Все это, однако, не дает оснований считать Маркса лично причастным к тому, что произошло в России в XX веке. В роли руководителей конкретных рабочих движений ни он, ни Энгельс себя вовсе не проявили. «Первый интернационал» способствовал распространению социалистических идей, но сколько-нибудь серьезной роли в их развитии не сыграл. Как крестьянская община подвела надежды возлюбивших ее народников на скорое пришествие дивного нового мира, — точно так же и трудящиеся в Европе и Америке игнорировали диалектику пролетарской борьбы с буржуазией: большинство из тех, кто уже был более-менее устроен в своих делах, не проявили отчетливого желания переквалифицироваться в гробокопатели. Кроме того, Маркс попросту слишком долго писал «Капитал», и к моменту окончания этого труда политико-экономическая ситуация почти повсеместно уже мало напоминала ту, с которой довелось начинать.

Завершая тему «магии имен», осталось вспомнить, что Ленин со товарищи после 1903 года присвоили их сразу два. Первое официальное: Российская социал-демократическая рабочая партия (РСДРП). Второе — уточняющее, поначалу скорее формальное, нежели содержательное: большевики. Оно, как показала история, было политически выигрышным в силу своей выразительности (здесь прямое указание и на силу его носителей, и на их революционный максимализм!); стало быть — «в скобках маленькое б». А оно хоть и мало, но в графическом представлении, да еще с двумя «латными наплечниками», превращается в последний, безошибочно запоминающийся штрих.

С 1918 года ленинцы, подчеркивая универсальную всеохватность своей миссии и ее, так сказать, историческую неизбежность для любого и каждого, отказались от слов «социал-демократическая рабочая». Они назвали себя коммунистами: Российской (вскоре — Всесоюзной) коммунистической партией большевиков — ВКП(б). Наконец, в 1952 году партия становится просто Коммунистической, с добавлением двух букв из названия созданного ею государства — КПСС.

Эта эволюция точно отражает содержательные изменения в деятельности организации. Согласно Марксу, общество при капитализме становится полем борьбы лишь двух классов — буржуазии и пролетариата. (Исторический опыт Англии XIX века, которую он выбрал основным объектом своих исследований, и впрямь как будто подтверждал вторичность роли что крестьянства, что аристократии.) И из этого противостояния, когда подавляющее большинство населения превратится в наемных работников, обязана так или иначе возникнуть новая общественная формация — коммунизм. Забегая вперед, можно утверждать, что в России куда более «правильными» и последовательными сторонниками Маркса, нежели ленинцы, оказались как раз меньшевики, чье течение в целом пошло от Плеханова.

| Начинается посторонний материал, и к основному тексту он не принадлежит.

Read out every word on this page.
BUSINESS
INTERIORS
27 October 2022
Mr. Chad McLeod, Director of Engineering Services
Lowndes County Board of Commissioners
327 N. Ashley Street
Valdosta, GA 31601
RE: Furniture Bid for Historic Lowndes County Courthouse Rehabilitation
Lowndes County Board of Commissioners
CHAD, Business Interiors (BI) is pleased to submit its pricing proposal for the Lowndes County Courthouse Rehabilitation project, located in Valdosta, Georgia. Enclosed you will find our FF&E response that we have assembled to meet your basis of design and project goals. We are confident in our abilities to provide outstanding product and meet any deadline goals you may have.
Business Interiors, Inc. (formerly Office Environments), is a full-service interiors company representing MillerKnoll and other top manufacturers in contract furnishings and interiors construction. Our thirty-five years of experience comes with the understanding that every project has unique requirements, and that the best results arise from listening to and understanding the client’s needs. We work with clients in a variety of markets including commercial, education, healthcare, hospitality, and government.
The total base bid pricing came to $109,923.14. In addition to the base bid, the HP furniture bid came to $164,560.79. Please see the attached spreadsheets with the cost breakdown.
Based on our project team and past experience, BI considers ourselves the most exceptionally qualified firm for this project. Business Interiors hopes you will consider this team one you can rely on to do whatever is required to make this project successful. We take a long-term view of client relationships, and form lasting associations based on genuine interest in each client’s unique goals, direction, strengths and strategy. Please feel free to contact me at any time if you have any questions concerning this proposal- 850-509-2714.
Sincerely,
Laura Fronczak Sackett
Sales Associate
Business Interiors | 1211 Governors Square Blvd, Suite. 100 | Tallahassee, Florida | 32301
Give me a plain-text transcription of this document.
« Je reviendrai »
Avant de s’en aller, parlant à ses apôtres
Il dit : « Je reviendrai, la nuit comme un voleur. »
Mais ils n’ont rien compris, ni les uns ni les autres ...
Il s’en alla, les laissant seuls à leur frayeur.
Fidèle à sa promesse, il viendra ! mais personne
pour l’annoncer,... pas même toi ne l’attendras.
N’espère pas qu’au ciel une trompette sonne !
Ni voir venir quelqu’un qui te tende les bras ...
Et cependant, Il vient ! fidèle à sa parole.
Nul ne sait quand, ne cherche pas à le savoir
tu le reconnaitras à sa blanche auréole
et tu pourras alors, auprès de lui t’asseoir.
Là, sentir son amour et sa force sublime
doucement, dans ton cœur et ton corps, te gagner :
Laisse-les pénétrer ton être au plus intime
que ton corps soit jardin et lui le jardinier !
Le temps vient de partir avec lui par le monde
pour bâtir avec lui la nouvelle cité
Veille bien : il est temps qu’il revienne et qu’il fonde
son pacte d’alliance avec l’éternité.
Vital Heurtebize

Они готовились к развитию капитализма в России и всему тому, что он со временем обязан принести, отказываясь «перепрыгивать через ступеньки».

Смена названий выразительно характеризует и специфику адаптации марксизма к российским условиям. «Социал-демократия» здесь очень скоро стала ассоциироваться с умеренностью и компромиссом, что для Ленина являлось презренным соглашательством и «социал-предательством», по сути равнозначным отказу не просто от революционного переворота, но от коммунистической перспективы. Не случайно вождя двадцать с лишним лет кряду так бесил девиз ревизиониста марксовых наук Эдуарда Бернштейна: «Движение — всё, конечное цель — ничто». Слово же «коммунизм» долго завораживало простых русских людей загадочным «высоким штилем»; это для носителей европейских языков самоочевидна его связь с такими банальными житейскими понятиями, как common, commune, gemein и т. п. Сакральные формулы, чей смысл темен для непосвященных, часто служат неплохим подспорьем в реальной войне…

Наконец, «настоящих рабочих» вплоть до сталинской индустриализации было попросту слишком мало в России, да и главные вожди — сплошь из интеллигентов. В первые двадцать лет «пролетарское» государство строили фактически одни мужички-богоносцы под водительством профессиональных иждивенцев-революционеров. А после, когда в передовой класс принялись назначать едва ли не всю страну, нужда в таком определении для единственной политической партии отпала сама собой.